Two plays. Two views of the world. One terrifying subject: the blindness of humankind to the mysteries of our existence.
Tuesday 2nd April to Saturday 27th April 2013 at 7:30pm
Matinees on Saturdays and Sundays at 3:00pm
Terrifying void … The Blind.
It's a good bet that not many British theatre-goers are intimate with the work of Maurice Maeterlinck (1862–1949). Yet in his day this Belgian playwright and symbolist poet, who won the 1911 Nobel prize for literature, pioneered drama built out of stasis, silence and lack of overt conflict.

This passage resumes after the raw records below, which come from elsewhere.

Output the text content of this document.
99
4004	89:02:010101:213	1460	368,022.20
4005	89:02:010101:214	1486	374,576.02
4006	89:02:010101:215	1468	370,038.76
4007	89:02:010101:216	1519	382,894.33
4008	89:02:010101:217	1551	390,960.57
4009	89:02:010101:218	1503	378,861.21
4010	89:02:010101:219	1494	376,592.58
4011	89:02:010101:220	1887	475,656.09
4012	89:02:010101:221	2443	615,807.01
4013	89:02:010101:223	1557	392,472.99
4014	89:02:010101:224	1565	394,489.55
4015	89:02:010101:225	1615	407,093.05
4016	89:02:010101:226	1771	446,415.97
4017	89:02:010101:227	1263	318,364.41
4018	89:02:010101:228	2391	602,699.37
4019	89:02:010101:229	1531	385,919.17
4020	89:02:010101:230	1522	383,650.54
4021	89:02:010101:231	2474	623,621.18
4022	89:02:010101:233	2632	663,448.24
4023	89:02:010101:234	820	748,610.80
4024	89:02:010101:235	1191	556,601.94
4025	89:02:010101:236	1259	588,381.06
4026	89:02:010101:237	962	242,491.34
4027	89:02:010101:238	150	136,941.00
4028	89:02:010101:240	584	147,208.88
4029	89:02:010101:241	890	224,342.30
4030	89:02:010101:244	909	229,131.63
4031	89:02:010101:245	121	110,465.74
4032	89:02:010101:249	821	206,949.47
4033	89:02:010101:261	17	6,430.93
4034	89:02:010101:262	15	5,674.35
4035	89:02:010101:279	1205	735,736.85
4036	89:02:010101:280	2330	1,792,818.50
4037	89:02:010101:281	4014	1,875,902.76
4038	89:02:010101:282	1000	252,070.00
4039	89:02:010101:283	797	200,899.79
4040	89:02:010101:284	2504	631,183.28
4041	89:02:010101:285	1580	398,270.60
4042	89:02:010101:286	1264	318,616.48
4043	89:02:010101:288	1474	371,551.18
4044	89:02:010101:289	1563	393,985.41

While these two short plays dating from 1890 now seem like historical curiosities, you can detect their influence on the work of Beckett.
What Maeterlinck understood was that waiting is itself inherently dramatic. In The Blind, we see a group of sightless people apparently abandoned on a desolate island clifftop by the priest who cares for them: filling the terrifying void with fractious argument and speculation, they suddenly stumble across the corpse of their protective pastor.
You can measure how much times have changed by contrasting The Blind with Brian Friel's Molly Sweeney: to Maeterlinck, the sightless were symbolic victims living in unrelieved darkness, where Friel focuses on his heroine's rich interior life. But, if you strip away the gothic element in Maeterlinck, you can see that he was edging towards a new kind of drama in which waiting was as important as arrival, and the image mattered as much as the word. And it is the images I shall remember from Benji Sperring's production: vividly designed by Jacob Hughes, The Blind shows white-uniformed characters sitting on a floor strewn with paper and domestic detritus, as if survivors of some natural disaster. In an eight-strong cast, John Canmore as the tetchy grandfather and Gina Abolins as a wistful romantic stand out.
While this revival is a fascinating collector's item, it also demonstrates that Maeterlinck suffered the fate of many artistic revolutionaries – seeing his ideas absorbed into the mainstream.